There are very few good things about having a crush (especially a crush that has lasted way longer than it should and feels like it's never going to end) on someone, except maybe the following.
-It can help (believe it or not) if you're in a situation where your parents have trouble with your being gay and will only accept you if you "deny" that part of yourself (i.e. I don't date in hopes of meeting someone special and plan on remaining single forever.) This may sound odd, but when you truly like someone no one else seems to hold your interest and, therefore, your longing to date dims.
-You never have to worry about being rejected because you're not in a relationship of any kind with them. When you're not feeling guilty, you even sometimes allow yourself just to enjoy their company and how neat they are as a person.
-If you've always known from a fairly young adult age that you're always going to be alone, it isn't the non-reciprocation that hurts (that's a given and something you can accept) but knowing that they would be absolutely aghast at your affection for them. This is where the guilt and lack of good poker face skills really take their toll and what make up most of the pain of liking them.

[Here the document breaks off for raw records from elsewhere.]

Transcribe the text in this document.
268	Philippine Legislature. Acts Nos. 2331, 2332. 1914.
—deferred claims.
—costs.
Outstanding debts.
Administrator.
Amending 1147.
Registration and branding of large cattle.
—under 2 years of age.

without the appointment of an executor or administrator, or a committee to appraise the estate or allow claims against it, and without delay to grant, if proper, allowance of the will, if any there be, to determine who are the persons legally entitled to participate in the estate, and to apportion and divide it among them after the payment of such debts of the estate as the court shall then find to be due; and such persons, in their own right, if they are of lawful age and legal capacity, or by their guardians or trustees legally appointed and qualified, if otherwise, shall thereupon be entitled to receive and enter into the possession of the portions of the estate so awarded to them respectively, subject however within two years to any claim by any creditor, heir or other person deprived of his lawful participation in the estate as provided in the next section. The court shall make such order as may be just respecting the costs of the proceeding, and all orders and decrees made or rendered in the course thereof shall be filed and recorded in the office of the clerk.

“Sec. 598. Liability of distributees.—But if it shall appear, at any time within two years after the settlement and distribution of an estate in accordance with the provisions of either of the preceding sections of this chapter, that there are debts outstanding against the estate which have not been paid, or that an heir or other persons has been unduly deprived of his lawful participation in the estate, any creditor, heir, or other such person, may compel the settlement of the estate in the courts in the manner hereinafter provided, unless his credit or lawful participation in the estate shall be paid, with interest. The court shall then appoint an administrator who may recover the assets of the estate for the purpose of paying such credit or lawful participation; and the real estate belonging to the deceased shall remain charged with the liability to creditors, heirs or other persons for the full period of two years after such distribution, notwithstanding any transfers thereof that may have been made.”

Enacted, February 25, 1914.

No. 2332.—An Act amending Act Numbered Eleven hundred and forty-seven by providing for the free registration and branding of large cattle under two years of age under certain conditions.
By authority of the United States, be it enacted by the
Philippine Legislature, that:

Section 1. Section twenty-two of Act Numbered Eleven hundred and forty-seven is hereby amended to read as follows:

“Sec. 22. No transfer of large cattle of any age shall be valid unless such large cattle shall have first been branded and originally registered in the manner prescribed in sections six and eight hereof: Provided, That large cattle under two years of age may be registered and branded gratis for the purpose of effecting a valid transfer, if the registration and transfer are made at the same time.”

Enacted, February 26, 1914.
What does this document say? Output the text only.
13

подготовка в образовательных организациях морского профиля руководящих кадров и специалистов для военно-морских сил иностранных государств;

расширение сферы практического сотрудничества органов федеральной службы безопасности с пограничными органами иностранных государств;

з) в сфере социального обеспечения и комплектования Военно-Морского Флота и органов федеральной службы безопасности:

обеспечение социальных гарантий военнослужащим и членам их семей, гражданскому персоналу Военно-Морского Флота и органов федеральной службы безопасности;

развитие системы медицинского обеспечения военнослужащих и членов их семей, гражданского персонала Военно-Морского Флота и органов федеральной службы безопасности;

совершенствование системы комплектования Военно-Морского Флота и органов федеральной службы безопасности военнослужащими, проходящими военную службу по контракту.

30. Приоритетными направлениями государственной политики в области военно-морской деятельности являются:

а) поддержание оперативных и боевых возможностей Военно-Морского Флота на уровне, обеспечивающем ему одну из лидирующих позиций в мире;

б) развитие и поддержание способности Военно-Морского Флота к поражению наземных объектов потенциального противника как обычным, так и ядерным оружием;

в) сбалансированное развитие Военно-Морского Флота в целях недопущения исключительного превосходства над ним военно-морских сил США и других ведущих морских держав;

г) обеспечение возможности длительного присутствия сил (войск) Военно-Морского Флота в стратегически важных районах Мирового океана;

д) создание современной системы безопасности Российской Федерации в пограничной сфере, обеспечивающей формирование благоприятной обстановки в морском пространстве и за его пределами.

-When you get to the point that you truly are okay with one-way feelings, you also find joy in their happiness. Of course, this can be frustrating on the opposite end because you hate to see them sad and you have no real right to care about them and actually help.
That may sound silly (there's that word again...but, really aren't crushes and middle age a silly combination?) but when I know it's not my place to see if she's okay I just pray and hope that things work out for her.
Painful moments of occasional crush overload aside, I don't think there's anything wrong with being single your whole life as long as you accept it peacefully and find outlets (friends, family, animals and even strangers who seek your help) for your deep need to care about others.